Несколько минут они сидели молча на лестнице крылечка. Нагретая солнцем ступень была теплой. Давно не сидели они вдвоем.

— А Капа? — спросила Руфина. — Как она собирается распорядиться своим теплом?

— Об этом нужно спросить у нее.

Руфина прищурилась, улыбнулась, осветила зелеными лучами своих глаз Сережу, крылечко и, кажется, все окружающее:

— Спасибо, Сергей, за то, что ты пришел и посидел со мной на этом крылечке, которое не стало нашим крыльцом. Но я еще подумаю о крыльце и, может быть, верну его нам.

Сережа побледнел:

— Это теперь не в твоих силах.

— Если в твоих словах испуг, значит, в моих сила. Но ты не бойся, Сережа. Я не сделаю это крыльцо нашим крыльцом. Поцелуй меня на прощание! Пожалей и уйди!

— Руфина! — чуть ли не взмолился Сережа. — Я боюсь выполнить твою просьбу даже на прощание… Пожалей лучше ты меня, Руфа…

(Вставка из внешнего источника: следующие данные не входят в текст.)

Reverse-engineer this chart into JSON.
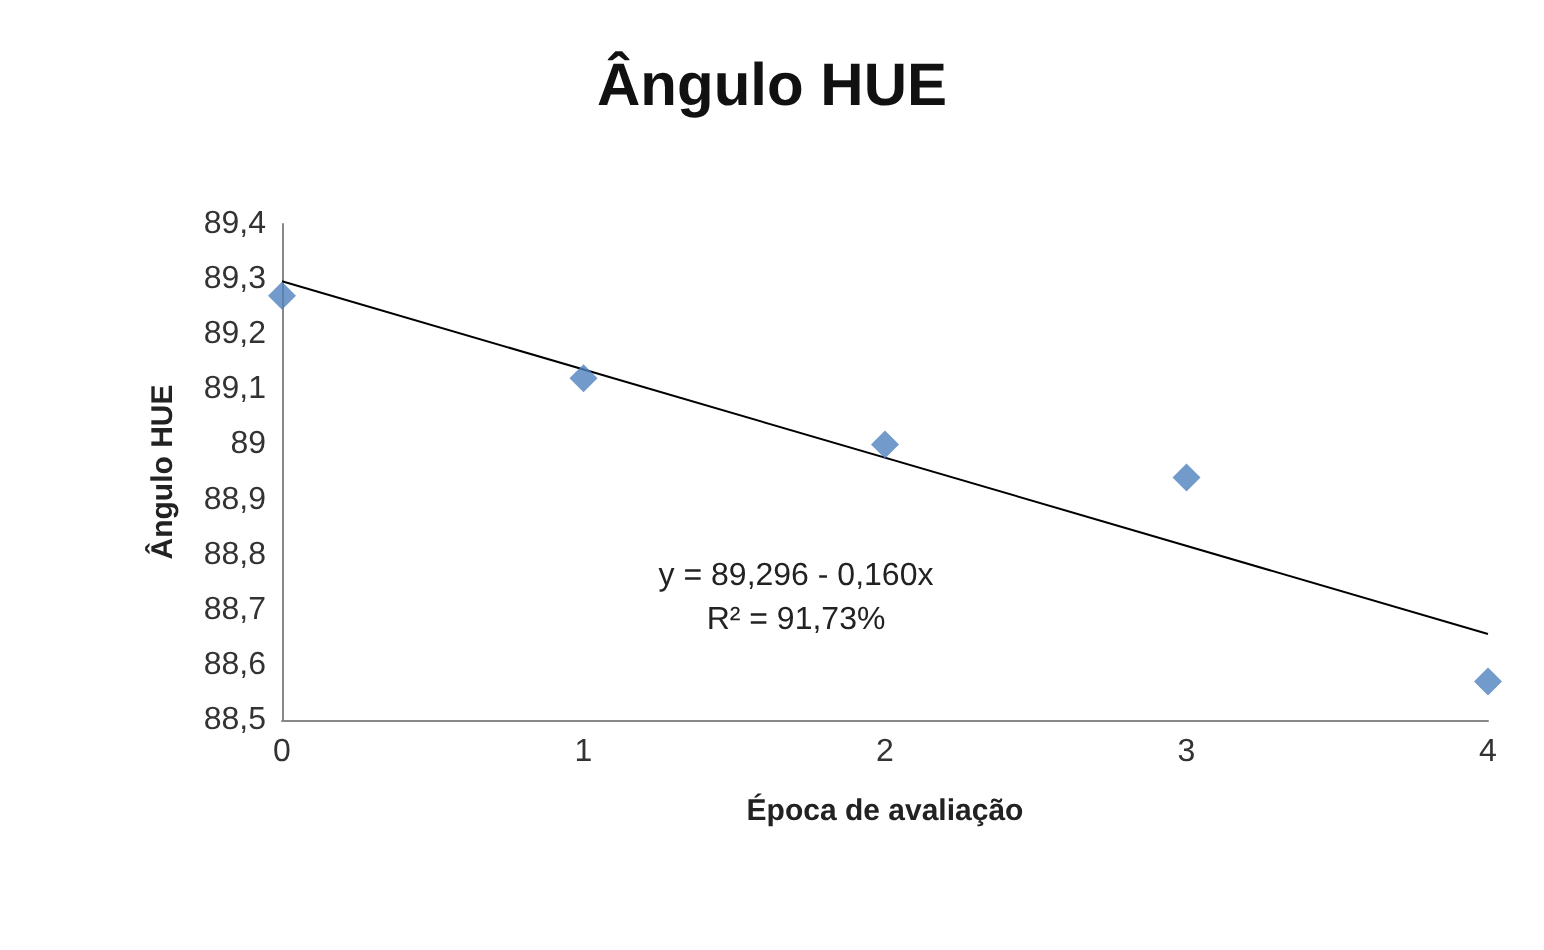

Руфина торжествующе улыбнулась доброй, почти материнской улыбкой. Потом подошла к Сереже, привлекла его голову к своей груди и сказала:

— А я, оказывается, все-таки любила тебя, мой мальчик… Теперь иди.

Она проводила его до ворот и закрыла калитку на засов.

Сережа не спал всю ночь.

XXVII

Новыми друзьями Руфины стали одиночество и размышления. Вот и теперь ей не хочется вставать с сундука и подходить к телефону. Но звонки настойчивы. Она взяла трубку.

— Алло, Руфа? Это я, Лида. Не узнала? Значит, быть богатой или счастливой.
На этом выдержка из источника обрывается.